天使のメロディー

彼の席の周りは、人がたくさん集まった。

「ウィーンって、すげぇな!そんなとこ住んでるんだ!」


聞こえてきた話によると、彼の家はいわゆる音楽一家というやつで、彼もピアノをしているという。
彼の親はピアニストで、主にウィーンを活動の拠点としているため、彼は日本語は話すことができるが、日本に来るのは初めてだそう。

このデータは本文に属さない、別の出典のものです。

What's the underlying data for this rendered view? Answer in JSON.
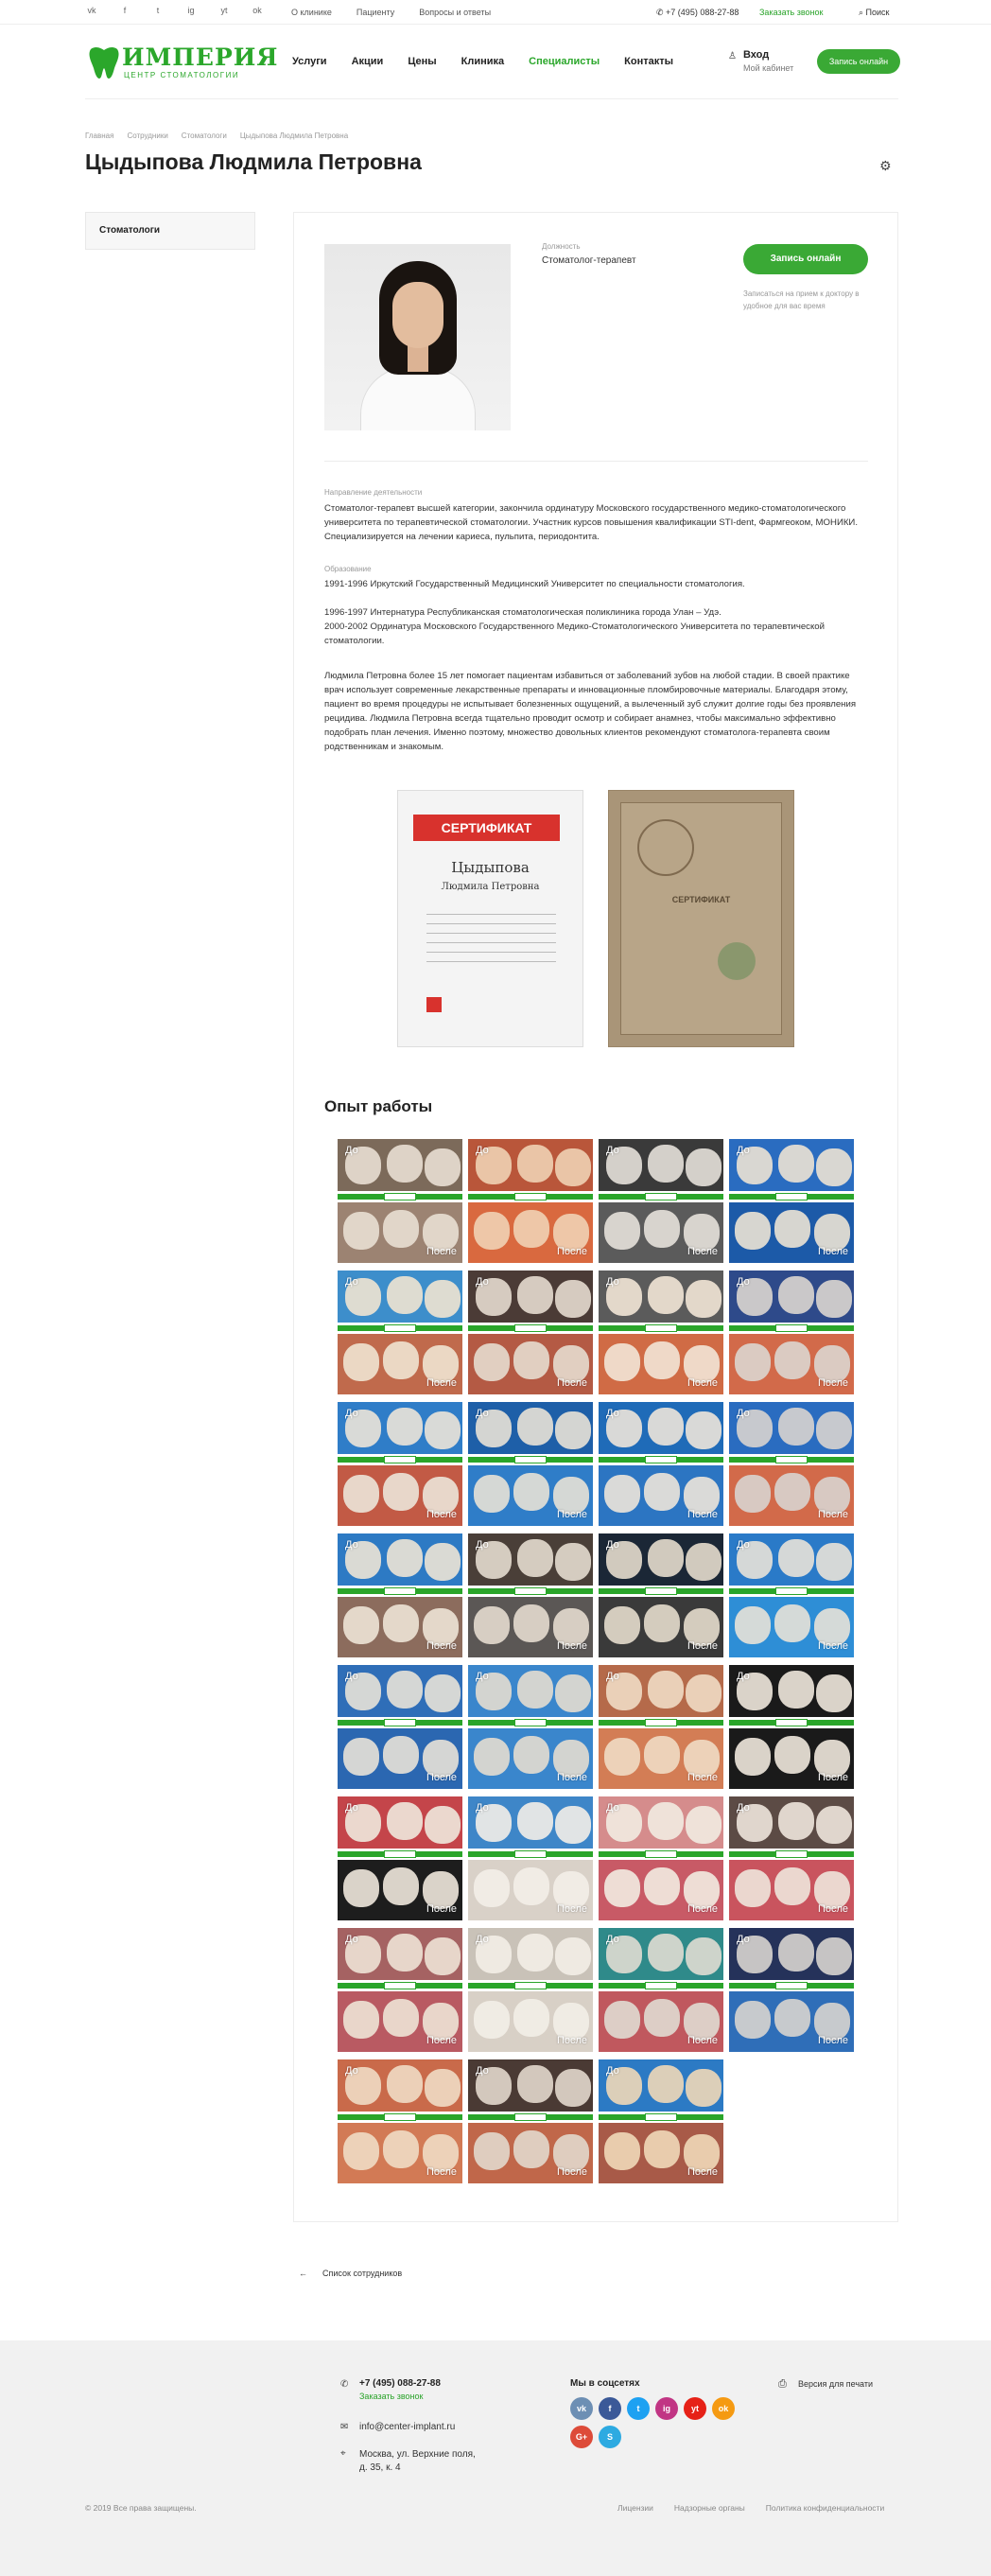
{
  "topbar": {
    "socials": [
      "vk",
      "f",
      "t",
      "ig",
      "yt",
      "ok"
    ],
    "links": [
      "О клинике",
      "Пациенту",
      "Вопросы и ответы"
    ],
    "phone": "+7 (495) 088-27-88",
    "callback": "Заказать звонок",
    "search": "Поиск"
  },
  "header": {
    "logo_name": "ИМПЕРИЯ",
    "logo_sub": "ЦЕНТР СТОМАТОЛОГИИ",
    "nav": [
      "Услуги",
      "Акции",
      "Цены",
      "Клиника",
      "Специалисты",
      "Контакты"
    ],
    "login": "Вход",
    "cabinet": "Мой кабинет",
    "book": "Запись онлайн"
  },
  "breadcrumb": [
    "Главная",
    "Сотрудники",
    "Стоматологи",
    "Цыдыпова Людмила Петровна"
  ],
  "page_title": "Цыдыпова Людмила Петровна",
  "sidebar": {
    "item": "Стоматологи"
  },
  "doctor": {
    "position_label": "Должность",
    "position": "Стоматолог-терапевт",
    "book": "Запись онлайн",
    "book_note": "Записаться на прием к доктору в удобное для вас время"
  },
  "bio": {
    "direction_label": "Направление деятельности",
    "direction_text": "Стоматолог-терапевт высшей категории, закончила ординатуру Московского государственного медико-стоматологического университета по терапевтической стоматологии. Участник курсов повышения квалификации STI-dent, Фармгеоком, МОНИКИ. Специализируется на лечении кариеса, пульпита, периодонтита.",
    "education_label": "Образование",
    "edu1": "1991-1996 Иркутский Государственный Медицинский Университет по специальности стоматология.",
    "edu2": "1996-1997 Интернатура Республиканская стоматологическая поликлиника города Улан – Удэ.",
    "edu3": "2000-2002 Ординатура Московского Государственного Медико-Стоматологического Университета по терапевтической стоматологии.",
    "about": "Людмила Петровна более 15 лет помогает пациентам избавиться от заболеваний зубов на любой стадии. В своей практике врач использует современные лекарственные препараты и инновационные пломбировочные материалы. Благодаря этому, пациент во время процедуры не испытывает болезненных ощущений, а вылеченный зуб служит долгие годы без проявления рецидива. Людмила Петровна всегда тщательно проводит осмотр и собирает анамнез, чтобы максимально эффективно подобрать план лечения. Именно поэтому, множество довольных клиентов рекомендуют стоматолога-терапевта своим родственникам и знакомым."
  },
  "certificates": {
    "c1_title": "СЕРТИФИКАТ",
    "c1_name1": "Цыдыпова",
    "c1_name2": "Людмила Петровна",
    "c2_title": "СЕРТИФИКАТ"
  },
  "experience": {
    "title": "Опыт работы",
    "before": "До",
    "after": "После",
    "tiles": [
      {
        "top": "#7c6a5a",
        "bot": "#9c8372",
        "tooth": "#e9dfd3"
      },
      {
        "top": "#b9563a",
        "bot": "#d9693f",
        "tooth": "#f0d2b4"
      },
      {
        "top": "#3a3a3a",
        "bot": "#5b5b5b",
        "tooth": "#e6e1da"
      },
      {
        "top": "#2a6cc0",
        "bot": "#1c5aa8",
        "tooth": "#ece3d4"
      },
      {
        "top": "#3d8ecb",
        "bot": "#c06a4c",
        "tooth": "#efe4d2"
      },
      {
        "top": "#4b3b36",
        "bot": "#b45a44",
        "tooth": "#e6dccf"
      },
      {
        "top": "#5b5b5b",
        "bot": "#d06b45",
        "tooth": "#f2e6d6"
      },
      {
        "top": "#2e4a8a",
        "bot": "#d26a4a",
        "tooth": "#dcd6cf"
      },
      {
        "top": "#2f7dc8",
        "bot": "#c25a45",
        "tooth": "#ece4d8"
      },
      {
        "top": "#1e5fa8",
        "bot": "#2f7dc8",
        "tooth": "#e8e2d6"
      },
      {
        "top": "#1f6bb8",
        "bot": "#2c75c2",
        "tooth": "#ede6da"
      },
      {
        "top": "#2a6cc0",
        "bot": "#d26a4a",
        "tooth": "#d8d4cf"
      },
      {
        "top": "#2d7ac4",
        "bot": "#8c6c5d",
        "tooth": "#ede4d6"
      },
      {
        "top": "#4a3f38",
        "bot": "#5b5755",
        "tooth": "#e4dbcf"
      },
      {
        "top": "#1b2736",
        "bot": "#3a3a3a",
        "tooth": "#e6ddcd"
      },
      {
        "top": "#2a7ac8",
        "bot": "#2e8ed6",
        "tooth": "#e8e2d8"
      },
      {
        "top": "#2f6eb8",
        "bot": "#2b67b1",
        "tooth": "#e8e2d8"
      },
      {
        "top": "#3a86cc",
        "bot": "#3a86cc",
        "tooth": "#e4ddd0"
      },
      {
        "top": "#b56a4a",
        "bot": "#d37d55",
        "tooth": "#f0dcc4"
      },
      {
        "top": "#1a1a1a",
        "bot": "#1a1a1a",
        "tooth": "#efe8dd"
      },
      {
        "top": "#c4454a",
        "bot": "#1d1d1d",
        "tooth": "#efe8dd"
      },
      {
        "top": "#3e86c8",
        "bot": "#d9d1c8",
        "tooth": "#f3eee8"
      },
      {
        "top": "#d58c8c",
        "bot": "#c85a66",
        "tooth": "#f2ebe1"
      },
      {
        "top": "#5c4b45",
        "bot": "#c9545e",
        "tooth": "#eee6dc"
      },
      {
        "top": "#a56262",
        "bot": "#b95a62",
        "tooth": "#eee3d6"
      },
      {
        "top": "#c9c2b8",
        "bot": "#d8d0c6",
        "tooth": "#f3eee7"
      },
      {
        "top": "#2f8a8a",
        "bot": "#c0585e",
        "tooth": "#e0dbd2"
      },
      {
        "top": "#25325a",
        "bot": "#2f6eb8",
        "tooth": "#d8d4cf"
      },
      {
        "top": "#c96a4a",
        "bot": "#d27a55",
        "tooth": "#f0dcc4"
      },
      {
        "top": "#4a3a34",
        "bot": "#c0674a",
        "tooth": "#e2d8cc"
      },
      {
        "top": "#2c7ac4",
        "bot": "#a85a48",
        "tooth": "#f0d8b8"
      }
    ]
  },
  "back_link": "Список сотрудников",
  "footer": {
    "phone": "+7 (495) 088-27-88",
    "callback": "Заказать звонок",
    "email": "info@center-implant.ru",
    "address": "Москва, ул. Верхние поля, д. 35, к. 4",
    "social_title": "Мы в соцсетях",
    "print": "Версия для печати",
    "copyright": "© 2019 Все права защищены.",
    "links": [
      "Лицензии",
      "Надзорные органы",
      "Политика конфиденциальности"
    ],
    "socials": [
      {
        "label": "vk",
        "color": "#6d8fb4"
      },
      {
        "label": "f",
        "color": "#3b5998"
      },
      {
        "label": "t",
        "color": "#1da1f2"
      },
      {
        "label": "ig",
        "color": "#c13584"
      },
      {
        "label": "yt",
        "color": "#e62117"
      },
      {
        "label": "ok",
        "color": "#f59a12"
      },
      {
        "label": "G+",
        "color": "#dd4b39"
      },
      {
        "label": "S",
        "color": "#2daae1"
      }
    ]
  }
}
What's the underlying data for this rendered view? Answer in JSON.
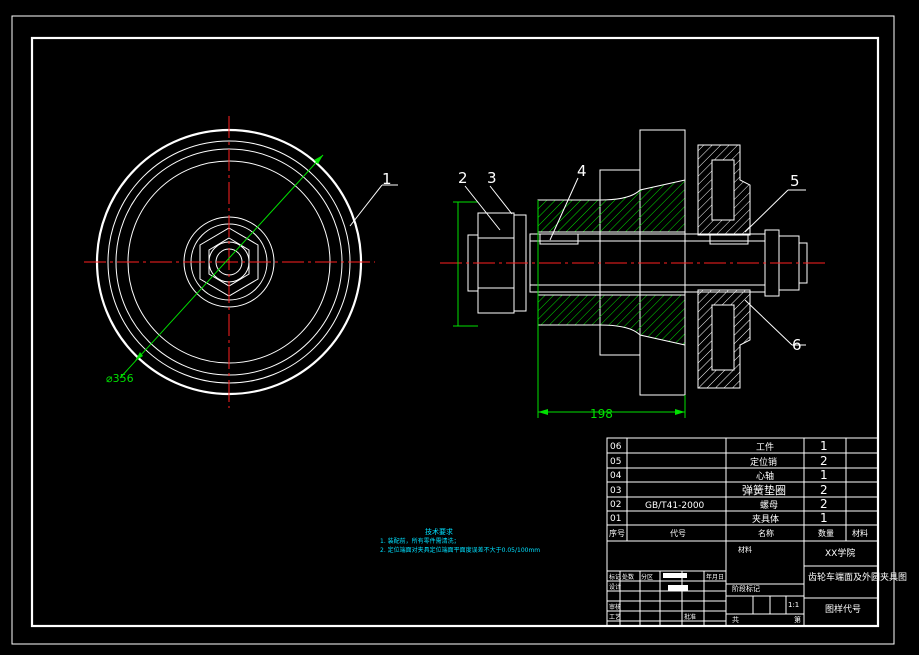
{
  "drawing": {
    "callouts": [
      "1",
      "2",
      "3",
      "4",
      "5",
      "6"
    ],
    "dims": {
      "diameter": "⌀356",
      "length": "198"
    },
    "notes": {
      "title": "技术要求",
      "line1": "1. 装配前，所有零件需清洗；",
      "line2": "2. 定位端面对夹具定位端面平面度误差不大于0.05/100mm"
    }
  },
  "bom": {
    "rows": [
      {
        "no": "06",
        "code": "",
        "name": "工件",
        "qty": "1"
      },
      {
        "no": "05",
        "code": "",
        "name": "定位销",
        "qty": "2"
      },
      {
        "no": "04",
        "code": "",
        "name": "心轴",
        "qty": "1"
      },
      {
        "no": "03",
        "code": "",
        "name": "弹簧垫圈",
        "qty": "2"
      },
      {
        "no": "02",
        "code": "GB/T41-2000",
        "name": "螺母",
        "qty": "2"
      },
      {
        "no": "01",
        "code": "",
        "name": "夹具体",
        "qty": "1"
      }
    ],
    "header": {
      "no": "序号",
      "code": "代号",
      "name": "名称",
      "qty": "数量",
      "material": "材料"
    }
  },
  "titleblock": {
    "material": "材料",
    "school": "XX学院",
    "title": "齿轮车端面及外圆夹具图",
    "drawing_no": "图样代号",
    "scale": "1:1",
    "stage": "阶段标记",
    "weight": "重量",
    "ratio": "比例",
    "sheet_total": "共",
    "sheet": "张",
    "of": "第",
    "left_labels": {
      "mark": "标记",
      "count": "处数",
      "zone": "分区",
      "change": "更改文件号",
      "sign": "签名",
      "date": "年月日",
      "design": "设计",
      "standard": "标准化",
      "check": "审核",
      "craft": "工艺",
      "approve": "批准"
    }
  },
  "colors": {
    "border": "#ffffff",
    "center": "#ff2020",
    "dim": "#00e000",
    "note": "#00e0ff",
    "hatch": "#00e000"
  }
}
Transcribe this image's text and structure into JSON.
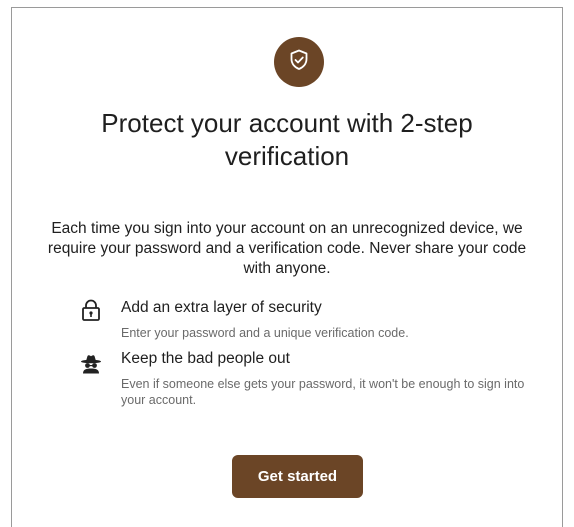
{
  "dialog": {
    "title": "Protect your account with 2-step verification",
    "description": "Each time you sign into your account on an unrecognized device, we require your password and a verification code. Never share your code with anyone.",
    "badge_icon": "shield-check-icon"
  },
  "features": [
    {
      "icon": "lock-icon",
      "title": "Add an extra layer of security",
      "description": "Enter your password and a unique verification code."
    },
    {
      "icon": "spy-icon",
      "title": "Keep the bad people out",
      "description": "Even if someone else gets your password, it won't be enough to sign into your account."
    }
  ],
  "actions": {
    "get_started_label": "Get started"
  },
  "colors": {
    "accent": "#6b4526",
    "text": "#1f1f1f",
    "muted": "#6a6a6a"
  }
}
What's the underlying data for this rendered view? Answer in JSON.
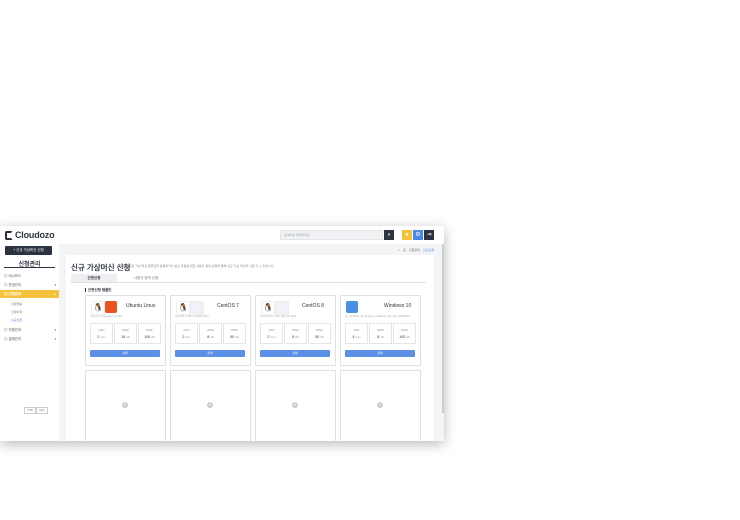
{
  "app": {
    "name": "Cloudozo"
  },
  "topbar": {
    "search_placeholder": "검색어를 입력하세요",
    "search_icon": "search-icon",
    "icons": [
      {
        "name": "user-icon",
        "glyph": "●",
        "color": "#f5c23b"
      },
      {
        "name": "gear-icon",
        "glyph": "⚙",
        "color": "#4a86e8"
      },
      {
        "name": "logout-icon",
        "glyph": "⇥",
        "color": "#2c3340"
      }
    ]
  },
  "sidebar": {
    "new_button": "+ 신규 가상머신 신청",
    "title": "신청관리",
    "menu": [
      {
        "label": "대시보드"
      },
      {
        "label": "운영관리"
      },
      {
        "label": "신청관리",
        "active": true
      },
      {
        "label": "자원관리"
      },
      {
        "label": "결재관리"
      }
    ],
    "submenu": [
      "신청현황",
      "신청이력",
      "신규신청"
    ],
    "lang": [
      "KOR",
      "ENG"
    ]
  },
  "breadcrumb": {
    "home": "홈",
    "parent": "신청관리",
    "current": "신규신청"
  },
  "page": {
    "title": "신규 가상머신 신청",
    "description": "사전에 설정된 가상 머신 템플릿을 활용하거나 필요 자원에 대한 사용자 정의 설정을 통해 신규 가상 머신을 신청 할 수 있습니다.",
    "tabs": [
      "간편신청",
      "사용자 정의 신청"
    ],
    "section_label": "간편신청 템플릿"
  },
  "templates": [
    {
      "name": "Ubuntu Linux",
      "desc": "ubuntu-17.04-server-amd64",
      "icons": [
        "linux-icon",
        "ubuntu-icon"
      ],
      "cpu": "2",
      "ram": "16",
      "disk": "100",
      "cpu_unit": "Core",
      "ram_unit": "GB",
      "disk_unit": "GB",
      "button": "선택"
    },
    {
      "name": "CentOS 7",
      "desc": "CentOS-7-x86_64-DVD-1611",
      "icons": [
        "linux-icon",
        "centos-icon"
      ],
      "cpu": "2",
      "ram": "8",
      "disk": "50",
      "cpu_unit": "Core",
      "ram_unit": "GB",
      "disk_unit": "GB",
      "button": "선택"
    },
    {
      "name": "CentOS 8",
      "desc": "CentOS-8.1.1911-x86_64-dvd1",
      "icons": [
        "linux-icon",
        "centos-icon"
      ],
      "cpu": "2",
      "ram": "8",
      "disk": "50",
      "cpu_unit": "Core",
      "ram_unit": "GB",
      "disk_unit": "GB",
      "button": "선택"
    },
    {
      "name": "Windows 10",
      "desc": "ko_windows_10_business_editions_x64_dvd_9e89d0a2",
      "icons": [
        "windows-icon"
      ],
      "cpu": "4",
      "ram": "8",
      "disk": "100",
      "cpu_unit": "Core",
      "ram_unit": "GB",
      "disk_unit": "GB",
      "button": "선택"
    }
  ],
  "spec_labels": {
    "cpu": "CPU",
    "ram": "RAM",
    "disk": "DISK"
  },
  "add_glyph": "+",
  "colors": {
    "brand_dark": "#2c3340",
    "accent_yellow": "#f5c23b",
    "accent_blue": "#5c8fe6"
  }
}
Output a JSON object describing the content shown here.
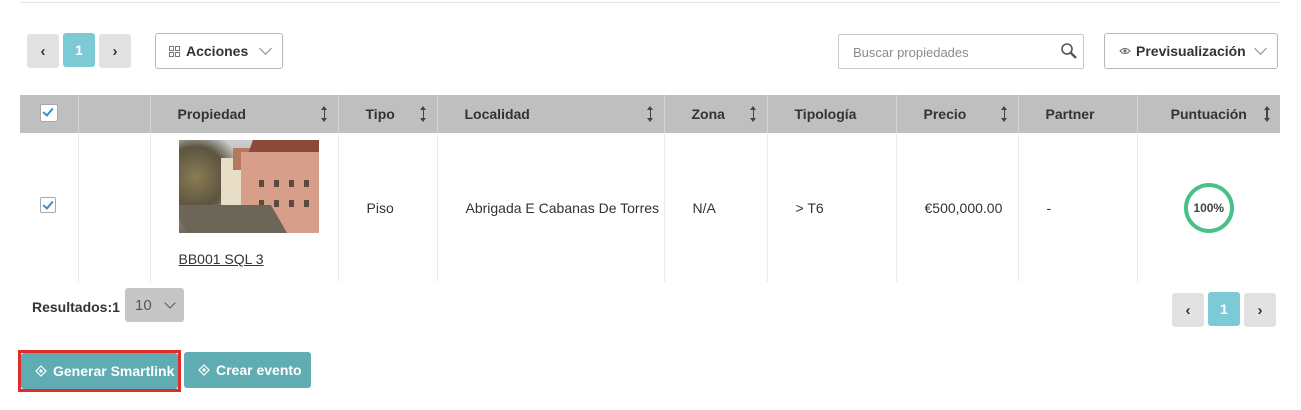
{
  "top_pager": {
    "prev": "‹",
    "page": "1",
    "next": "›"
  },
  "actions_label": "Acciones",
  "search": {
    "placeholder": "Buscar propiedades"
  },
  "preview_label": "Previsualización",
  "table": {
    "headers": {
      "propiedad": "Propiedad",
      "tipo": "Tipo",
      "localidad": "Localidad",
      "zona": "Zona",
      "tipologia": "Tipología",
      "precio": "Precio",
      "partner": "Partner",
      "puntuacion": "Puntuación"
    },
    "rows": [
      {
        "checked": true,
        "ref": "BB001 SQL 3",
        "tipo": "Piso",
        "localidad": "Abrigada E Cabanas De Torres",
        "zona": "N/A",
        "tipologia": "> T6",
        "precio": "€500,000.00",
        "partner": "-",
        "puntuacion": "100%",
        "score_value": 100
      }
    ]
  },
  "footer": {
    "results_label": "Resultados:1",
    "page_size": "10",
    "pager": {
      "prev": "‹",
      "page": "1",
      "next": "›"
    }
  },
  "buttons": {
    "smartlink": "Generar Smartlink",
    "event": "Crear evento"
  },
  "colors": {
    "accent": "#7bcad6",
    "action": "#5fadb3",
    "score": "#48c088",
    "highlight": "#e22b2b"
  }
}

「んで、とーさんと、かーさんが、一回ぐらい日本を体験して来いってことで、プチ留学生ってことになったってワケ。」

一週間…か。。




その日の放課後。
残って先生の手伝いをしていたため、遅くなってしまった。

『やっばー!!はやく帰らなきゃっ!!』

と、そのとき。
どこからともなく、ピアノの音色が聞こえて来た。

その音に誘われるように、あたしは音楽室へたどり着いた。

そこには、ピアノを弾く奏野くんがいた。

『すごい…』

おもわずでた声に、奏野くんは顔を上げた。

「あ、春河じゃん!!どーしたの??」

『え!っと…先生の手伝いしてたら、遅くなっちゃって、帰ろうと思ったら、ピアノが…』

「そっか。気に入ってくれたの??」

『う、うんっ!!なんていう曲なの??』

「これは、ベートーベンの悲壮っていうんだ!」

そういって、この曲のことを話している奏野くんは、とても輝いて見えた。

「明日も弾くから、また聴きに来てよ!」

『そんな、あたしでいいの??』

「なんか…春河に聴いて欲しいんだよ…///」

『ありがとうっ!!毎日聴きに行くね!」

遠かった奏野くんに、少し、近づけた気がした。